Single-cell experiments. (A) Typical cells from WT and CaMKIIδ-KO mice under basal conditions and 6 weeks after TAC. (B) Under basal conditions, cell volume is not different between WT and KO mice. After TAC, both WT and KO myocytes show cellular hypertrophy. However, this hypertrophy is significantly diminished in KO-TAC compared with WT-TAC. (C) Representative Ca²⁺ transients from WT and KO animals both under basal conditions and after TAC. (D) Ca²⁺ transient amplitude (ΔF/F₀) is slightly increased in KO myocytes under basal conditions but is not different between WT and KO after TAC. (E) SR Ca²⁺ load as measured by rapid application of caffeine is not different between KO and WT under basal conditions or after TAC; n.s. (nonsignificant), P > 0.05; *, P < 0.05.

Fig. 6.

Activation of fetal genes in CaMKIIδ-KO mice after TAC. Transcripts for markers of hypertrophy in hearts from WT and CaMKIIδ-KO mice were detected by quantitative PCR 21 days after TAC (n = 3 per group).
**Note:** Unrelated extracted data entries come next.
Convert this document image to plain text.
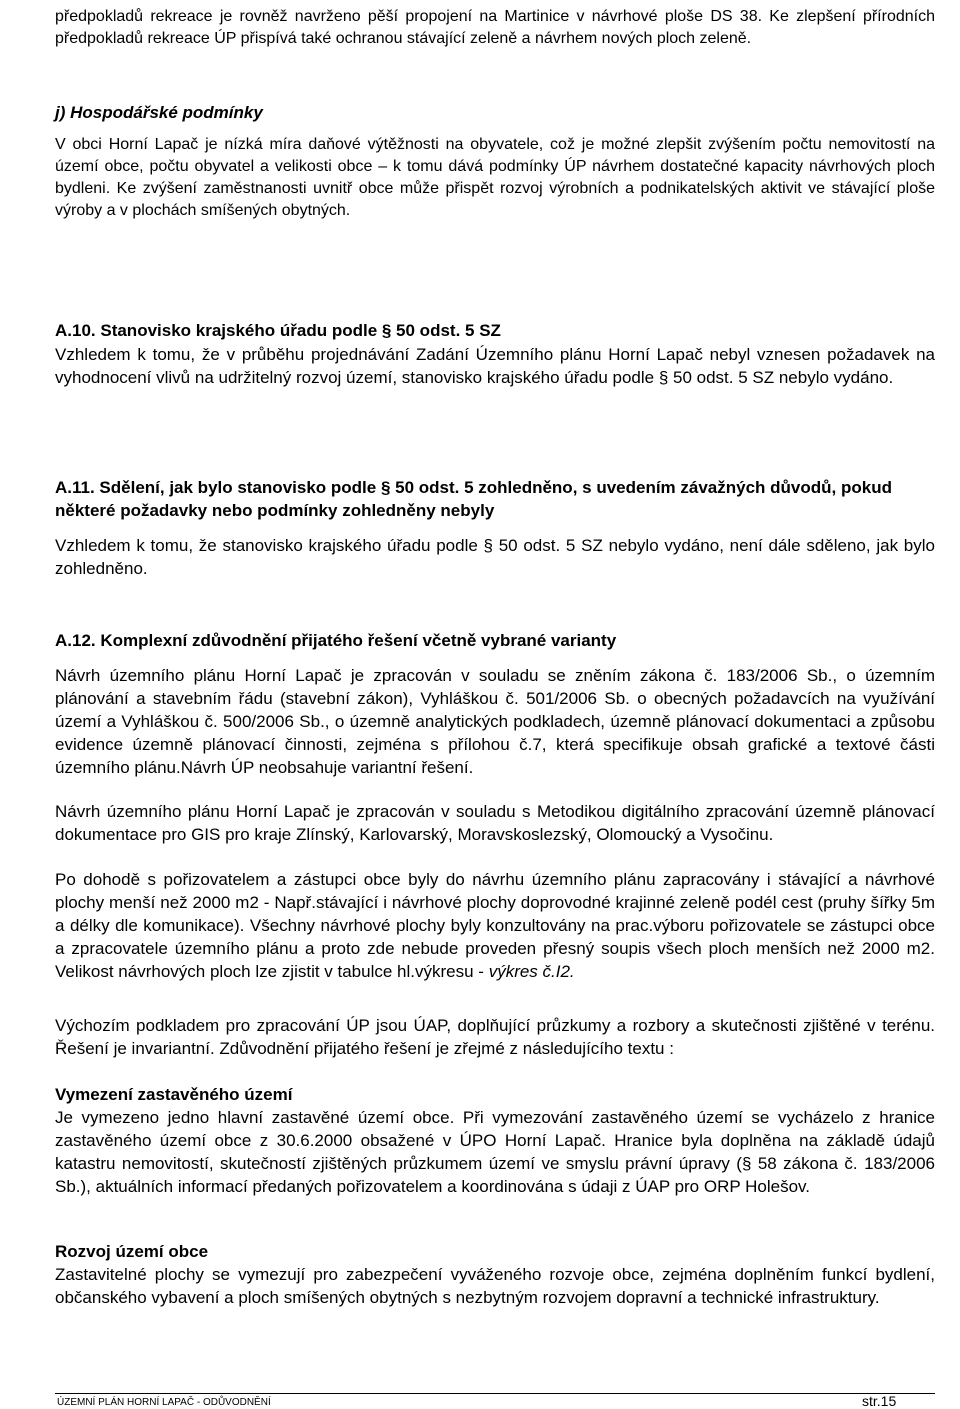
předpokladů rekreace je rovněž navrženo pěší propojení na Martinice v návrhové ploše DS 38. Ke zlepšení přírodních předpokladů rekreace ÚP přispívá také ochranou stávající zeleně a návrhem nových ploch zeleně.

j) Hospodářské podmínky

V obci Horní Lapač je nízká míra daňové výtěžnosti na obyvatele, což je možné zlepšit zvýšením počtu nemovitostí na území obce, počtu obyvatel a velikosti obce – k tomu dává podmínky ÚP návrhem dostatečné kapacity návrhových ploch bydleni. Ke zvýšení zaměstnanosti uvnitř obce může přispět rozvoj výrobních a podnikatelských aktivit ve stávající ploše výroby a v plochách smíšených obytných.

A.10. Stanovisko krajského úřadu podle § 50 odst. 5 SZ

Vzhledem k tomu, že v průběhu projednávání Zadání Územního plánu Horní Lapač nebyl vznesen požadavek na vyhodnocení vlivů na udržitelný rozvoj území, stanovisko krajského úřadu podle § 50 odst. 5 SZ nebylo vydáno.

A.11. Sdělení, jak bylo stanovisko podle § 50 odst. 5 zohledněno, s uvedením závažných důvodů, pokud některé požadavky nebo podmínky zohledněny nebyly

Vzhledem k tomu, že stanovisko krajského úřadu podle § 50 odst. 5 SZ nebylo vydáno, není dále sděleno, jak bylo zohledněno.

A.12. Komplexní zdůvodnění přijatého řešení včetně vybrané varianty

Návrh územního plánu Horní Lapač je zpracován v souladu se zněním zákona č. 183/2006 Sb., o územním plánování a stavebním řádu (stavební zákon), Vyhláškou č. 501/2006 Sb. o obecných požadavcích na využívání území a Vyhláškou č. 500/2006 Sb., o územně analytických podkladech, územně plánovací dokumentaci a způsobu evidence územně plánovací činnosti, zejména s přílohou č.7, která specifikuje obsah grafické a textové části územního plánu.Návrh ÚP neobsahuje variantní řešení.

Návrh územního plánu Horní Lapač je zpracován v souladu s Metodikou digitálního zpracování územně plánovací dokumentace pro GIS pro kraje Zlínský, Karlovarský, Moravskoslezský, Olomoucký a Vysočinu.

Po dohodě s pořizovatelem a zástupci obce byly do návrhu územního plánu zapracovány i stávající a návrhové plochy menší než 2000 m2 - Např.stávající i návrhové plochy doprovodné krajinné zeleně podél cest (pruhy šířky 5m a délky dle komunikace). Všechny návrhové plochy byly konzultovány na prac.výboru pořizovatele se zástupci obce a zpracovatele územního plánu a proto zde nebude proveden přesný soupis všech ploch menších než 2000 m2. Velikost návrhových ploch lze zjistit v tabulce hl.výkresu - výkres č.I2.

Výchozím podkladem pro zpracování ÚP jsou ÚAP, doplňující průzkumy a rozbory a skutečnosti zjištěné v terénu. Řešení je invariantní. Zdůvodnění přijatého řešení je zřejmé z následujícího textu :

Vymezení zastavěného území

Je vymezeno jedno hlavní zastavěné území obce. Při vymezování zastavěného území se vycházelo z hranice zastavěného území obce z 30.6.2000 obsažené v ÚPO Horní Lapač. Hranice byla doplněna na základě údajů katastru nemovitostí, skutečností zjištěných průzkumem území ve smyslu právní úpravy (§ 58 zákona č. 183/2006 Sb.), aktuálních informací předaných pořizovatelem a koordinována s údaji z ÚAP pro ORP Holešov.

Rozvoj území obce

Zastavitelné plochy se vymezují pro zabezpečení vyváženého rozvoje obce, zejména doplněním funkcí bydlení, občanského vybavení a ploch smíšených obytných s nezbytným rozvojem dopravní a technické infrastruktury.

ÚZEMNÍ PLÁN HORNÍ LAPAČ - ODŮVODNĚNÍ	str.15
Values indicate relative expression level to a WT sham-operated group (±SEM). ANP, atrial natriuretic peptide; BNP, brain natriuretic peptide; Myh7, βMHC, myosin heavy chain; n.s. (nonsignificant), P > 0.05; *, P < 0.05; **, P < 0.001.

Fig. 7.

Model of molecular mechanism. CaMKIIδ is required for pathological cardiac remodeling at least in part by phosphorylating HDAC4. Regarding EC coupling, redundant roles of other CaMKII isoforms expressed in the heart need to be evaluated. PKD1 also phosphorylates class IIa HDACs and induces pathological cardiac remodeling. Target-specific inhibition (e.g., disrupting the CaMKII–HDAC4 interaction) might be a way to inhibit the CaMKII effects on pathological cardiac remodeling without affecting possible essential CaMKII functions.